Cuando el jefe roba tus horas... y tú le devuelves el “favor” desde la comodidad del descanso
¿Alguna vez sentiste que tu jefe te estaba viendo la cara y robando horas de tu trabajo? Bueno, prepárate para conocer la historia de un empleado que decidió cobrar venganza… pero no como lo imaginas. En vez de armar un escándalo o ir a la junta de conciliación y arbitraje, hizo algo mucho más sutil: le regresó el “favor” a su patrón a su manera, con una mezcla de flojera, astucia y ese ingenio tan latino que a veces solo entendemos nosotros.
Imagina esto: trabajar en una guardería canina, lidiando con perros traviesos, clientes exigentes y un jefe que nunca aparece, pero que sí se las ingenia para descontarte media hora de sueldo diario mientras sigues chambeando. Suena familiar, ¿no? Pues aquí empieza la venganza más tranquila (y sabrosa) que verás hoy.
El robo invisible: cuando el jefe “ahorra” a costa de tus tacos
En muchos países de Latinoamérica, el tema de las horas extras y los descansos es una pelea de todos los días. Sabes que te toca tu hora de comida, pero tu jefe te pide “quédate pendiente del teléfono” o “si llega un cliente, atiéndelo”. Y claro, esa media hora que perdiste, nadie te la paga. Así le pasó a nuestro protagonista, quien durante cinco años trabajó jornadas de 10 horas y media… pero solo le pagaban 10. El jefe descontaba 30 minutos de “almuerzo” que en realidad nunca existió.

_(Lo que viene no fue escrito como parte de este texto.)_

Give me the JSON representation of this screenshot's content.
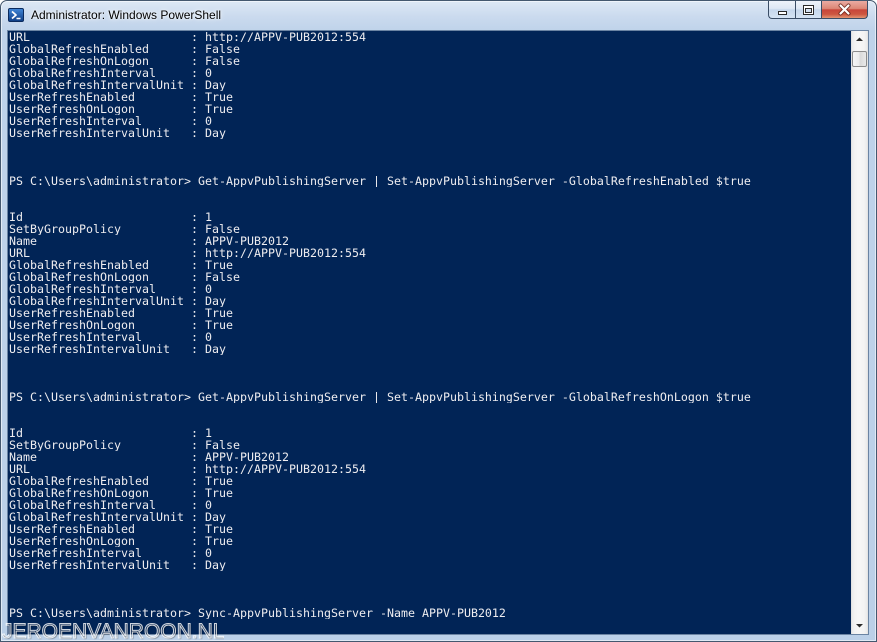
{
  "window": {
    "title": "Administrator: Windows PowerShell",
    "app_icon": "powershell-icon",
    "controls": {
      "minimize_icon": "minimize-icon",
      "maximize_icon": "maximize-icon",
      "close_icon": "close-icon"
    }
  },
  "colors": {
    "console_background": "#012456",
    "console_text": "#EEEDF0"
  },
  "console": {
    "separator": ":",
    "entries": [
      {
        "type": "output",
        "rows": [
          {
            "name": "URL",
            "value": "http://APPV-PUB2012:554"
          },
          {
            "name": "GlobalRefreshEnabled",
            "value": "False"
          },
          {
            "name": "GlobalRefreshOnLogon",
            "value": "False"
          },
          {
            "name": "GlobalRefreshInterval",
            "value": "0"
          },
          {
            "name": "GlobalRefreshIntervalUnit",
            "value": "Day"
          },
          {
            "name": "UserRefreshEnabled",
            "value": "True"
          },
          {
            "name": "UserRefreshOnLogon",
            "value": "True"
          },
          {
            "name": "UserRefreshInterval",
            "value": "0"
          },
          {
            "name": "UserRefreshIntervalUnit",
            "value": "Day"
          }
        ]
      },
      {
        "type": "command",
        "prompt": "PS C:\\Users\\administrator>",
        "command": "Get-AppvPublishingServer | Set-AppvPublishingServer -GlobalRefreshEnabled $true"
      },
      {
        "type": "output",
        "rows": [
          {
            "name": "Id",
            "value": "1"
          },
          {
            "name": "SetByGroupPolicy",
            "value": "False"
          },
          {
            "name": "Name",
            "value": "APPV-PUB2012"
          },
          {
            "name": "URL",
            "value": "http://APPV-PUB2012:554"
          },
          {
            "name": "GlobalRefreshEnabled",
            "value": "True"
          },
          {
            "name": "GlobalRefreshOnLogon",
            "value": "False"
          },
          {
            "name": "GlobalRefreshInterval",
            "value": "0"
          },
          {
            "name": "GlobalRefreshIntervalUnit",
            "value": "Day"
          },
          {
            "name": "UserRefreshEnabled",
            "value": "True"
          },
          {
            "name": "UserRefreshOnLogon",
            "value": "True"
          },
          {
            "name": "UserRefreshInterval",
            "value": "0"
          },
          {
            "name": "UserRefreshIntervalUnit",
            "value": "Day"
          }
        ]
      },
      {
        "type": "command",
        "prompt": "PS C:\\Users\\administrator>",
        "command": "Get-AppvPublishingServer | Set-AppvPublishingServer -GlobalRefreshOnLogon $true"
      },
      {
        "type": "output",
        "rows": [
          {
            "name": "Id",
            "value": "1"
          },
          {
            "name": "SetByGroupPolicy",
            "value": "False"
          },
          {
            "name": "Name",
            "value": "APPV-PUB2012"
          },
          {
            "name": "URL",
            "value": "http://APPV-PUB2012:554"
          },
          {
            "name": "GlobalRefreshEnabled",
            "value": "True"
          },
          {
            "name": "GlobalRefreshOnLogon",
            "value": "True"
          },
          {
            "name": "GlobalRefreshInterval",
            "value": "0"
          },
          {
            "name": "GlobalRefreshIntervalUnit",
            "value": "Day"
          },
          {
            "name": "UserRefreshEnabled",
            "value": "True"
          },
          {
            "name": "UserRefreshOnLogon",
            "value": "True"
          },
          {
            "name": "UserRefreshInterval",
            "value": "0"
          },
          {
            "name": "UserRefreshIntervalUnit",
            "value": "Day"
          }
        ]
      },
      {
        "type": "command",
        "prompt": "PS C:\\Users\\administrator>",
        "command": "Sync-AppvPublishingServer -Name APPV-PUB2012"
      }
    ]
  },
  "scrollbar": {
    "scrolled_fraction": 0.005,
    "up_icon": "arrow-up-icon",
    "down_icon": "arrow-down-icon"
  },
  "watermark": {
    "text": "JEROENVANROON.NL"
  }
}
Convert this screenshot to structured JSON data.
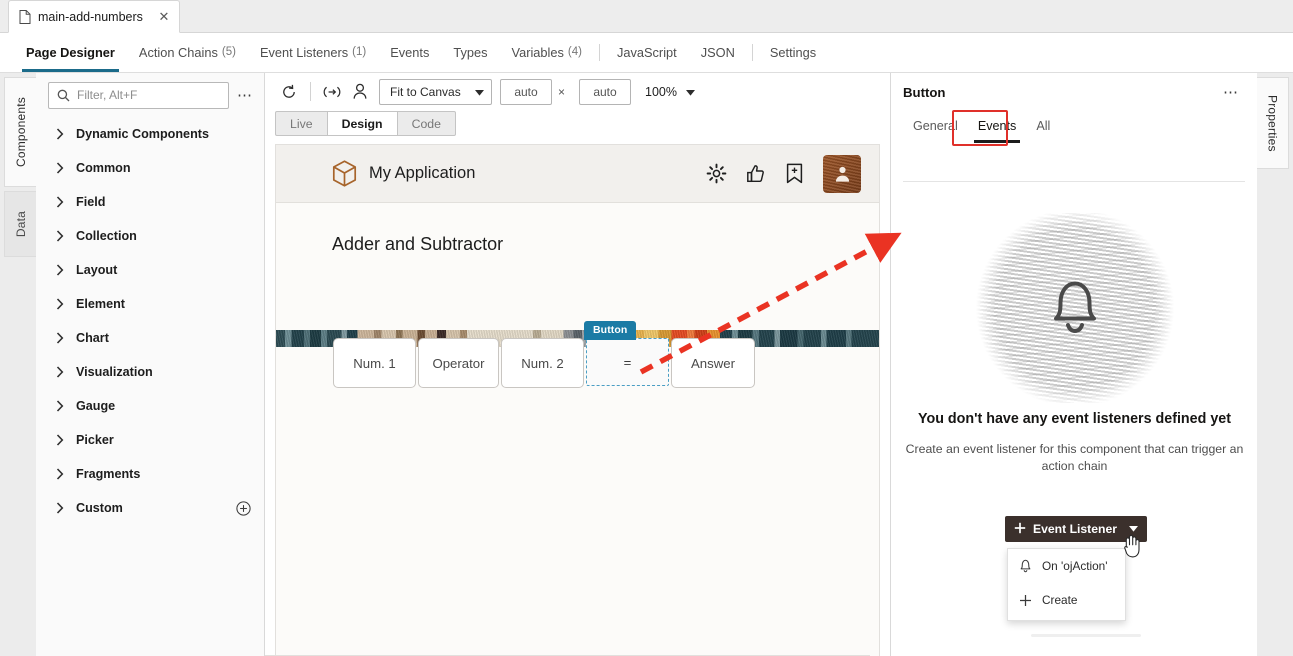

Como dice un usuario en los comentarios, “no puedo creer que te explotaba tanto y ni siquiera estaba presente”. Y es que el dueño solo aparecía a lo lejos: llegaba los viernes a pagar las cuentas y de vez en cuando llamaba para preguntar si todo seguía bien. Mientras tanto, el trabajo real quedaba en manos del equipo.
Pero, ¿te imaginas cuántos pesos (o dólares) se fue ahorrando ese jefe en cinco años de “robar” media hora cada día a varios empleados? Un comentarista hizo la cuenta: si alguien gana $10 la hora, y le descuentan media hora diaria durante 5 años, ¡son más de $6,000 dólares robados! Y eso solo por empleado. Aquí en México, Colombia o Argentina, eso equivale a varios meses de renta y despensa.
La venganza pasiva: el arte de “descansar” sin que el jefe se entere
Ahora viene lo sabroso. Cuando nuestro amigo fue ascendido a jefe de turno, decidió poner en práctica la ley del hielo… laboral. Si el jefe nos roba media hora, pues yo le robo dos horas de descanso. Así que organizó la rutina: dos horas de comida, una hora de descanso en la mañana, otra en la tarde, y en los días flojos, a echar la flojera y jugar con los perros. Lo mejor: el trabajo seguía saliendo, los clientes estaban contentos y nadie se enteraba.
Alguien en Reddit lo resumió perfecto: “Le diste exactamente lo que te pagaba”. Y es que, en Latinoamérica, todos conocemos ese dicho: “El que no transa, no avanza”, aunque aquí la transa fue más bien un “me las cobro en silencio”. Otro usuario lo aplaudió: “¡Me encanta esta historia! Venganza justa”.
Y para quienes pensaron que los perritos sufrían, el propio autor aclaró: “Jugábamos con los perros; si no encontrabas a alguien, seguro estaba acariciando a un perro en su jaula”. Así que ni los peludos se quejaron.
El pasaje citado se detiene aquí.